Dulce Base -- Leo Sprinkle: The Hypnotist and the Confabulation Problem
Dulce Base -- Leo Sprinkle: The Hypnotist and the Confabulation Problem
Biography
| Field | Detail |
|---|---|
| Full name | Ronald Leo Sprinkle |
| Academic position | Professor of Counseling Psychology; University of Wyoming, Laramie; tenured |
| UFO research specialty | "UFO contact" reports; regression hypnosis with claimed abductees; founder of Rocky Mountain Conference on UFO Investigation at the University of Wyoming |
| Reputation in 1980 | One of the most academically credentialed investigators applying hypnosis to UFO contact cases; recommended by APRO director James Lorenzen to Bennewitz specifically because of his academic standing |
| Role in Dulce mythology | Conducted the May 11-12, 1980 hypnotic regression sessions with Myrna Hansen that generated the core imagery of the Dulce Base legend: the underground facility, the body parts in vats, the captive humans |
The Hypnosis Sessions: What Happened
The specific circumstances of the Myrna Hansen hypnosis sessions are documented in detail by Greg Bishop in "Project Beta." The conditions were unusual even by the non-standard practices of UFO regression hypnosis:
- Sessions conducted in Bennewitz's Lincoln Town Car
- Car parked in Bennewitz's garage
- Windows of the car covered with thick aluminum foil
- The physical and social environment maximally controlled by Bennewitz and Hansen
- Sprinkle was a visitor in Bennewitz's space, working with a subject who was staying in Bennewitz's home
These conditions created an extremely suggestive environment for hypnotic sessions. Sprinkle, whatever his intentions, was working in a space saturated with Bennewitz's developing alien base theory, with a subject who had an ongoing relationship with that theorist, under physical conditions that isolated the subject from outside reality cues.

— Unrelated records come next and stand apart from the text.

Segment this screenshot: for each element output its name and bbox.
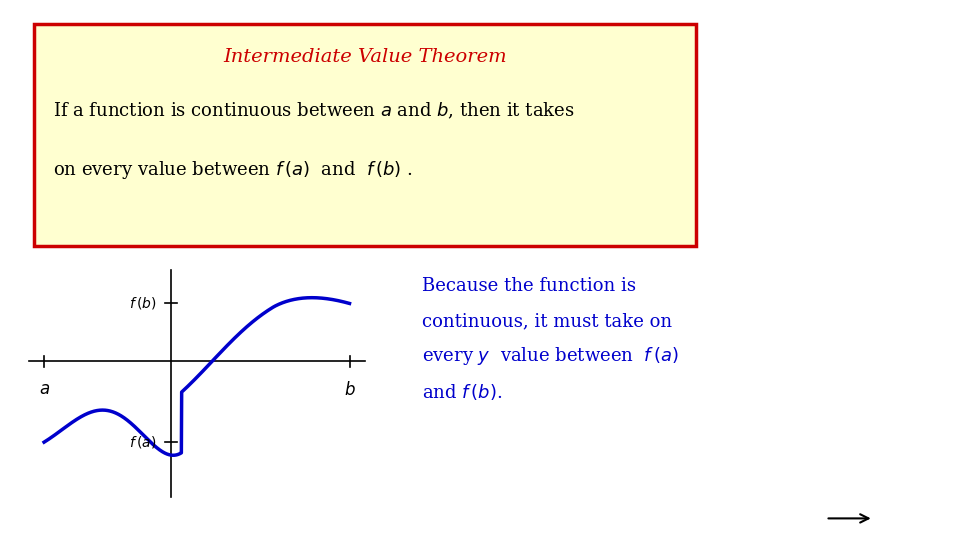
- Text: and $f\,(b)$.: and $f\,(b)$.: [422, 381, 503, 402]
- Text: on every value between $f\,(a)$  and  $f\,(b)$ .: on every value between $f\,(a)$ and $f\,…: [53, 159, 413, 181]
- Text: $f\,(b)$: $f\,(b)$: [129, 295, 156, 312]
- Text: $b$: $b$: [344, 381, 355, 399]
- Text: continuous, it must take on: continuous, it must take on: [422, 312, 673, 330]
- Text: every $y$  value between  $f\,(a)$: every $y$ value between $f\,(a)$: [422, 346, 679, 367]
- Text: Because the function is: Because the function is: [422, 277, 636, 295]
- Text: Intermediate Value Theorem: Intermediate Value Theorem: [223, 48, 507, 66]
- FancyBboxPatch shape: [34, 24, 696, 246]
- Text: $a$: $a$: [38, 381, 50, 398]
- Text: If a function is continuous between $a$ and $b$, then it takes: If a function is continuous between $a$ …: [53, 100, 574, 121]
- Text: $f\,(a)$: $f\,(a)$: [129, 434, 156, 450]
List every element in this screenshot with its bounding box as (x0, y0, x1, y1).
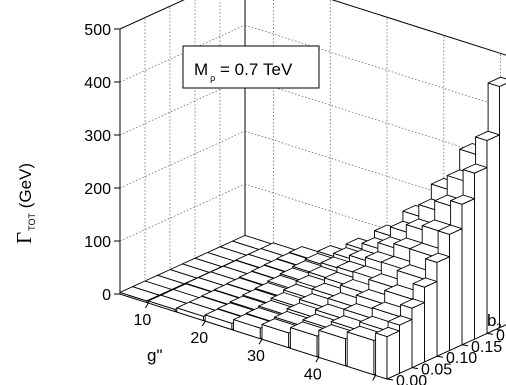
z-grid-left-1 (119, 183, 246, 242)
bar-front-9-0 (375, 332, 388, 380)
z-grid-left-2 (119, 130, 246, 189)
y-axis-title: b2 (487, 311, 501, 332)
bar-top-9-3 (412, 277, 438, 288)
bar-top-9-4 (425, 252, 450, 263)
bar-top-9-1 (387, 315, 413, 326)
bar-9-0 (375, 326, 400, 380)
x-axis-title: g" (147, 346, 163, 365)
bar-side-9-3 (424, 281, 438, 363)
bar-side-9-2 (411, 302, 425, 369)
z-grid-back-3 (244, 77, 506, 162)
bar-top-9-9 (487, 76, 506, 87)
bar-side-9-6 (461, 198, 475, 346)
y-tick-mark-4 (486, 332, 494, 335)
z-tick-label-0: 0 (102, 287, 111, 304)
y-axis-title-sub: 2 (496, 322, 501, 332)
annotation-frame (182, 45, 320, 89)
bar-side-9-4 (436, 256, 450, 357)
y-tick-mark-2 (436, 355, 444, 358)
bar-top-9-7 (462, 163, 488, 174)
y-tick-mark-0 (386, 378, 394, 381)
bar-top-0-0 (119, 286, 160, 302)
y-tick-label-1: 0.05 (421, 362, 452, 379)
y-tick-label-2: 0.10 (446, 350, 477, 367)
annotation-rest: = 0.7 TeV (215, 60, 293, 79)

The Science of Hypnotic Confabulation
The scientific and legal understanding of hypnotic memory recovery has evolved substantially since 1980. The current scientific consensus:
- Hypnosis reliably increases the confidence subjects have in their memories, regardless of whether those memories are accurate
- Hypnotically "recovered" memories are typically a mixture of genuine memory fragments, imagination, and confabulation (the generation of plausible but false memories that fill gaps)
- The hypnotist's expectations, prior beliefs, and questioning style substantially influence what subjects "remember"
- Hypnotically generated accounts consistently reflect the cultural templates available to the subject at the time of the session
- Many U.S. states and federal courts do not permit testimony based on hypnotically refreshed memory, specifically because of confabulation risks
Under these criteria, the Myrna Hansen sessions were conducted in conditions maximally likely to produce confabulation consistent with Bennewitz's developing theory:
- The hypnotist (Sprinkle) was predisposed toward ET contact explanations
- The subject (Hansen) was living in the home of a person who was developing an elaborate alien base theory
- The cultural environment (1980) was already saturated with abduction narratives
- The physical isolation (car with foil-covered windows) maximized suggestibility
What the Sessions Actually Demonstrate
The Hansen sessions are reliable evidence about one thing: the imagery generated under hypnosis in this specific social and physical environment, by this specific subject, with this specific hypnotist. They are not reliable evidence about what Hansen actually experienced before May 1980.
The underground facility, the body parts in vats, the implanted device -- these elements are entirely consistent with the confabulated imagery that hypnosis research predicts in exactly these conditions. They became the foundation of the Dulce Base mythology not because they represent real locations but because they represent vivid confabulated imagery that entered the mythology at its founding moment.